Implementing Security for DBEUsers and DBEAdmins Groups
Use the following procedure to create a Windows user group that has administrator privileges in Enterprise Server, but whose members are not required to be Windows Administrators. Users in this group will be able to add new sources, change properties, and delete log files.
By default, only members of the predefined Administrators group have the right to modify the Enterprise Server configuration.
- In Windows, log on as an Administrator.
- In the Microsoft Management Console, create a user group called DBEAdmins. Members of this group will have Enterprise Server administrator privileges. Optionally, create a group called DBEUsers. Members of this group will only be able to run DATABridge Enterprise (that is, they won't have administrator privileges). For instructions on creating user groups, see the Windows Help.
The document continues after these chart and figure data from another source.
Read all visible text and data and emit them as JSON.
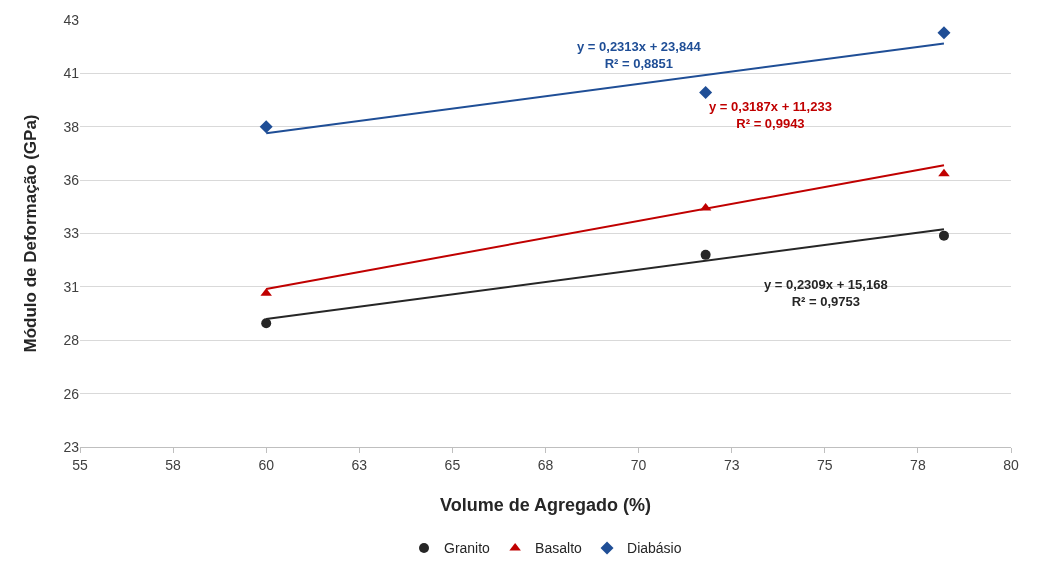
{
  "chart_data": {
    "type": "scatter",
    "xlabel": "Volume de Agregado (%)",
    "ylabel": "Módulo de Deformação (GPa)",
    "xlim": [
      55,
      80
    ],
    "xticks": [
      55,
      {
        "value": 57.5,
        "label": "58"
      },
      60,
      {
        "value": 62.5,
        "label": "63"
      },
      65,
      {
        "value": 67.5,
        "label": "68"
      },
      70,
      {
        "value": 72.5,
        "label": "73"
      },
      75,
      {
        "value": 77.5,
        "label": "78"
      },
      80
    ],
    "ylim": [
      23,
      43
    ],
    "yticks": [
      23,
      {
        "value": 25.5,
        "label": "26"
      },
      28,
      {
        "value": 30.5,
        "label": "31"
      },
      33,
      {
        "value": 35.5,
        "label": "36"
      },
      38,
      {
        "value": 40.5,
        "label": "41"
      },
      43
    ],
    "grid": "y",
    "legend": "bottom",
    "series": [
      {
        "name": "Granito",
        "marker": "circle",
        "color": "#262626",
        "x": [
          60,
          71.8,
          78.2
        ],
        "values": [
          28.8,
          32.0,
          32.9
        ]
      },
      {
        "name": "Basalto",
        "marker": "triangle",
        "color": "#c00000",
        "x": [
          60,
          71.8,
          78.2
        ],
        "values": [
          30.2,
          34.2,
          35.8
        ]
      },
      {
        "name": "Diabásio",
        "marker": "diamond",
        "color": "#1f4e96",
        "x": [
          60,
          71.8,
          78.2
        ],
        "values": [
          38.0,
          39.6,
          42.4
        ]
      },
      {
        "type": "line",
        "marker": "none",
        "color": "#262626",
        "x": [
          60,
          78.2
        ],
        "values": [
          29.0,
          33.2
        ]
      },
      {
        "type": "line",
        "marker": "none",
        "color": "#c00000",
        "x": [
          60,
          78.2
        ],
        "values": [
          30.4,
          36.2
        ]
      },
      {
        "type": "line",
        "marker": "none",
        "color": "#1f4e96",
        "x": [
          60,
          78.2
        ],
        "values": [
          37.7,
          41.9
        ]
      }
    ],
    "annotations": [
      "y = 0,2309x + 15,168\nR² = 0,9753",
      "y = 0,3187x + 11,233\nR² = 0,9943",
      "y = 0,2313x + 23,844\nR² = 0,8851"
    ]
  }
}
- At a command prompt, change the directory to the working directory, which defaults to one of the following:
C:\Documents and Settings\All Users\Attachmate\DATABridge\Enterprise
- Type the following commands:
icacls Logs /grant DBEUsers:(CI)(W,WA,WEA)
icacls Logs /grant DBEAdmins:(CI)(W,WA,WEA,D)
icacls Config /grant DBEUsers:(CI)(R,RA,REA)
icacls Config /grant DBEAdmins:(CI)(R,RA,REA,W,WA,WEA,D)
- In the Registry Editor window, right-click HKEY_LOCAL_MACHINE\SOFTWARE\Attachmate\DATABridge\Enterprise\6.2 and choose Permissions.
- Click Add.
- In the Enter the object names to select dialog box, type DBEAdmins, and click OK.
- Select the Allow box next to Full Control and click OK.